2.1.2.    Anders dan verweerder heeft gesteld hebben de grond van appellanten sub 1 inzake het niet voldoen van de aanvraag aan het gestelde in het Inrichtingen- en vergunningenbesluit milieubeheer en de gronden van appellante sub 2 inzake de (in)directe geluidhinder, wel hun grondslag in de bedenkingen. Daarin is immers aangevoerd dat de aanvraag niet voldoet aan de eisen van het Inrichtingen- en vergunningenbesluit milieubeheer onderscheidenlijk dat wordt gevreesd voor geluidoverlast. Ook de gronden van appellanten sub 1 inzake directe geluidhinder vinden, anders dan verweerder heeft gesteld, hun grondslag in de door appellanten sub 1 ingebrachte bedenkingen. Daartoe wordt het volgende overwogen.
2.1.3.    Ingevolge artikel 3:24, eerste lid, van de Algemene wet bestuursrecht kan een ieder binnen vier weken na de dag waarop het ontwerp van het besluit ter inzage is gelegd, daartegen bij het bestuursorgaan schriftelijk bedenkingen inbrengen.
Ingevolge artikel 3:27 van de Algemene wet bestuursrecht vermeldt het bestuursorgaan bij de bekendmaking van het besluit zijn overwegingen omtrent de ingebrachte bedenkingen.
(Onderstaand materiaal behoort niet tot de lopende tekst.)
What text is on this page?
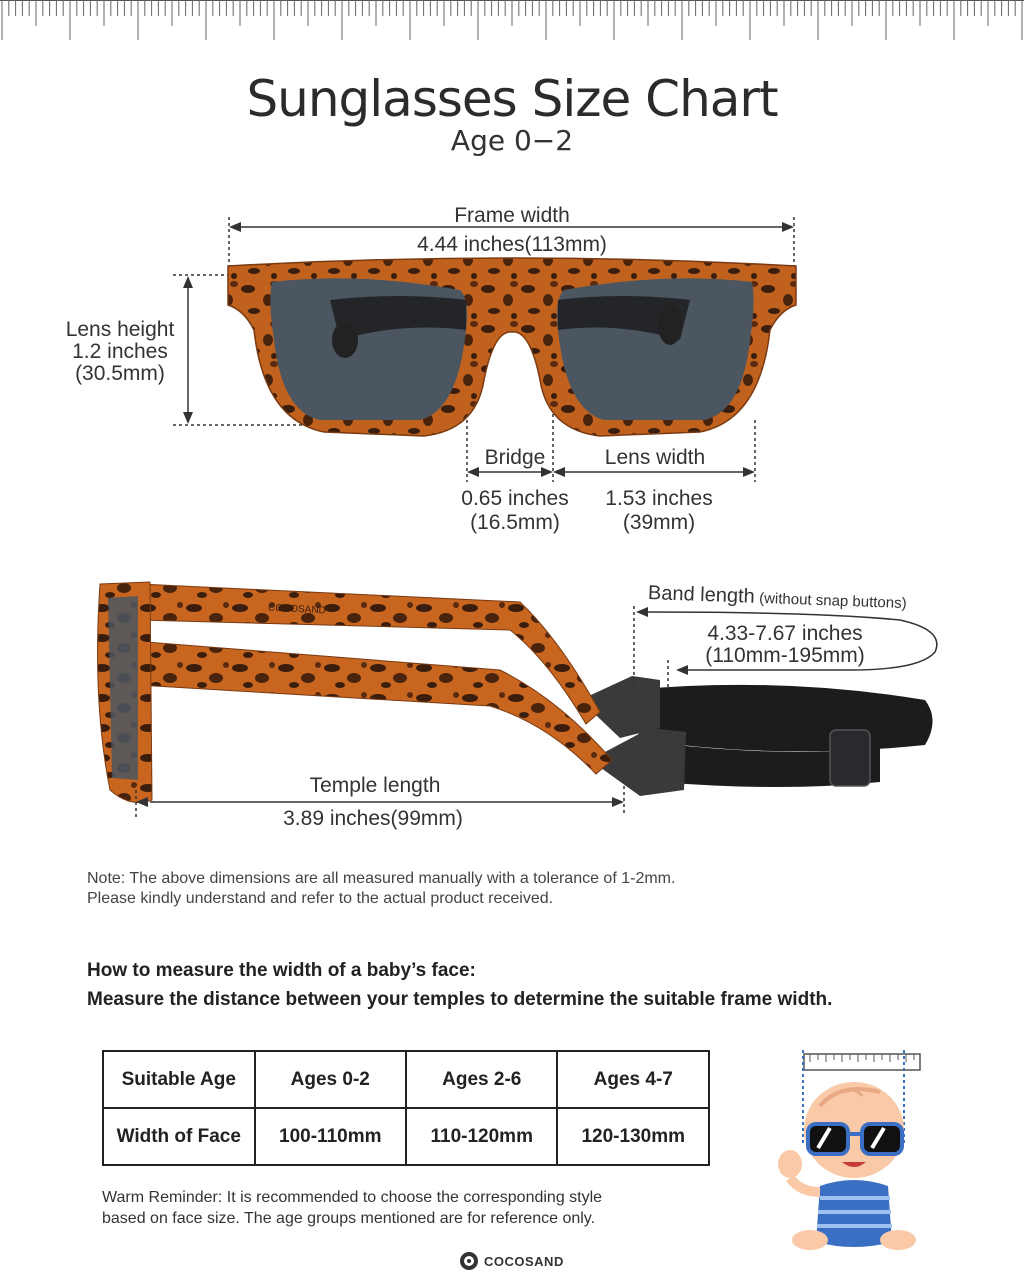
Sunglasses Size Chart
Age 0−2
Frame width
4.44 inches(113mm)
Lens height
1.2 inches
(30.5mm)
Bridge
0.65 inches
(16.5mm)
Lens width
1.53 inches
(39mm)
COCOSAND
Band length (without snap buttons)
4.33-7.67 inches
(110mm-195mm)
Temple length
3.89 inches(99mm)
Note: The above dimensions are all measured manually with a tolerance of 1-2mm.
Please kindly understand and refer to the actual product received.
How to measure the width of a baby’s face:
Measure the distance between your temples to determine the suitable frame width.
Suitable Age	Ages 0-2	Ages 2-6	Ages 4-7
Width of Face	100-110mm	110-120mm	120-130mm
Warm Reminder: It is recommended to choose the corresponding style
based on face size. The age groups mentioned are for reference only.
COCOSAND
2.1.4.    Ter zitting is door verweerder desgevraagd uitdrukkelijk gesteld dat het ontwerp van het besluit, voor een tweede maal, op 8 oktober 2003 ter inzage is gelegd. Ingevolge artikel 3:24, eerste lid, van de Algemene wet bestuursrecht liep de termijn voor het inbrengen van bedenkingen, welke volgens dit artikel is gaan lopen op 9 oktober 2003, derhalve tot en met 5 november 2003. De door appellanten sub 1 op 5 november 2003 ingediende bedenkingen zijn derhalve ingebracht binnen de termijn waarin bedenkingen konden worden ingebracht. Verweerder heeft deze bedenkingen daarom ten onrechte als te laat ingebracht aangemerkt en buiten beschouwing gelaten. Verweerder heeft derhalve bij het nemen van het bestreden besluit deze door appellanten sub 1 tijdig ingebrachte bedenkingen in strijd met artikel 3:27 van de Algemene wet bestuursrecht niet behandeld. Gelet op het vorenstaande heeft verweerder eveneens ten onrechte gesteld dat het beroep van appellanten sub 1 wat betreft een aantal gronden niet-ontvankelijk is. De Afdeling ziet geen aanleiding de schending van dit gebrek met toepassing van artikel 6:22 van de Algemene wet bestuursrecht te passeren, omdat appellanten sub 1 door dit verzuim zijn benadeeld.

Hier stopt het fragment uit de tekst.